Electoral coalition in Mauritania

The Coalition of Forces for Democratic Change (CFDC) (Coalition des Forces de Changements Démocratique) was an electoral coalition in Mauritania. The Coalition was founded on 28 June 2006 by ten Mauritanian political parties, following Mauritania's "return to democracy" after the 2005 Mauritanian coup d'état. The main aims of the coalition were to prevent the elections of politicians who had served under former President Maaouya Ould Sid'Ahmed Taya, and also to cut Mauritania's diplomatic ties with Israel, with one of the Coalitions first actions being to organize a pro-Palestinian rally in Nouakchott.

Most of the parties were former members of the Bloc of Eight electoral coalition. The only two members of the Bloc of Eight who didn't want to join the CFDC were the Union for Democracy and Progress and Sawab, which didn't join for ideological reasons.
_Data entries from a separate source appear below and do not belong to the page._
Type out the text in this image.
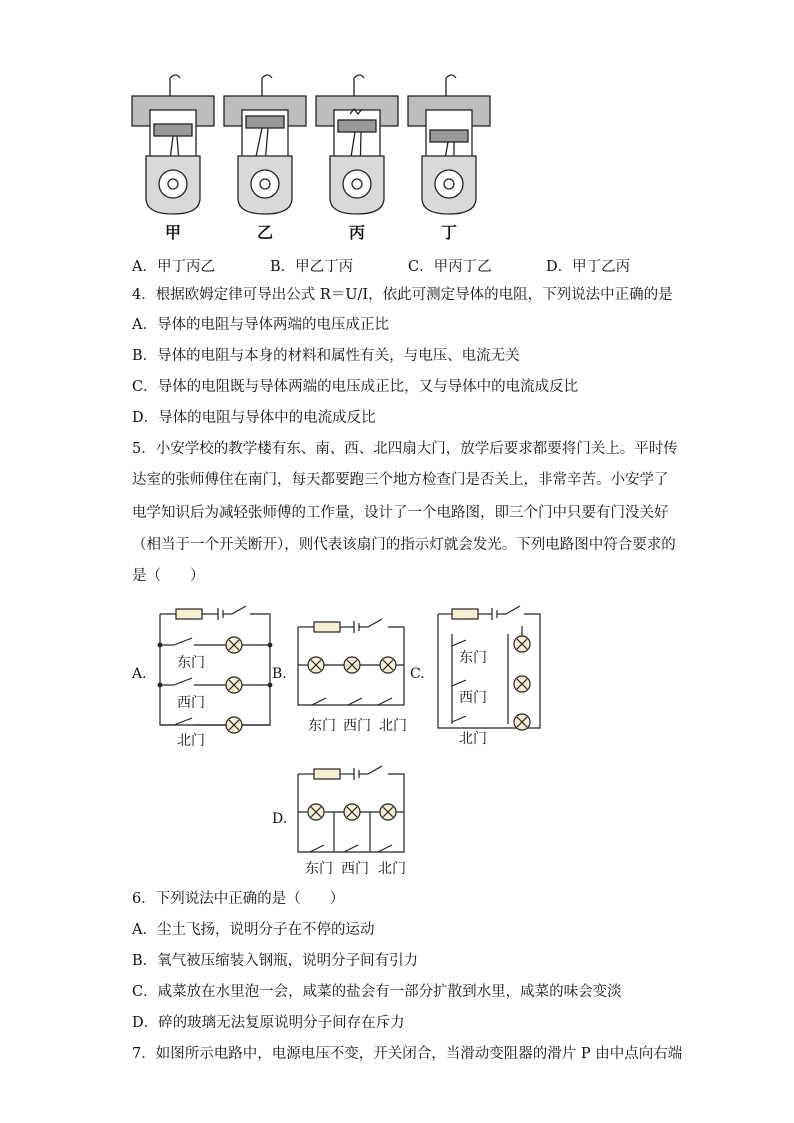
甲	乙	丙	丁
A．甲丁丙乙	B．甲乙丁丙	C．甲丙丁乙	D．甲丁乙丙
4．根据欧姆定律可导出公式 R＝U/I，依此可测定导体的电阻，下列说法中正确的是
A．导体的电阻与导体两端的电压成正比
B．导体的电阻与本身的材料和属性有关，与电压、电流无关
C．导体的电阻既与导体两端的电压成正比，又与导体中的电流成反比
D．导体的电阻与导体中的电流成反比
5．小安学校的教学楼有东、南、西、北四扇大门，放学后要求都要将门关上。平时传
达室的张师傅住在南门，每天都要跑三个地方检查门是否关上，非常辛苦。小安学了
电学知识后为减轻张师傅的工作量，设计了一个电路图，即三个门中只要有门没关好
（相当于一个开关断开），则代表该扇门的指示灯就会发光。下列电路图中符合要求的
是（　　）
A.	B.	C.
D.
东门
西门
北门
东门 西门 北门
东门
西门
北门
东门 西门 北门
6．下列说法中正确的是（　　）
A．尘土飞扬，说明分子在不停的运动
B．氧气被压缩装入钢瓶，说明分子间有引力
C．咸菜放在水里泡一会，咸菜的盐会有一部分扩散到水里，咸菜的味会变淡
D．碎的玻璃无法复原说明分子间存在斥力
7．如图所示电路中，电源电压不变，开关闭合，当滑动变阻器的滑片 P 由中点向右端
The coalition won in the 21 January and 4 February 2007 Senate elections only 3 out of 56 seats.

==Composition==
The parties that made up the coalition were;
- People's Progressive Alliance (former Bloc of Eight)
- Popular Front (former Bloc of Eight)
- Union of the Forces of Progress (former Bloc of Eight)
- Democratic Renovation (former Bloc of Eight)
- Rally of Democratic Forces (former Bloc of Eight)
- Rally for Mauritania (former Bloc of Eight)
- Mauritanian Party of Union and Change (HATEM)
- Democratic Union Party (PUD)
- The Central Reformist Party (recognition status still pending).
- The Direct Democratic Movement (recognition status still pending).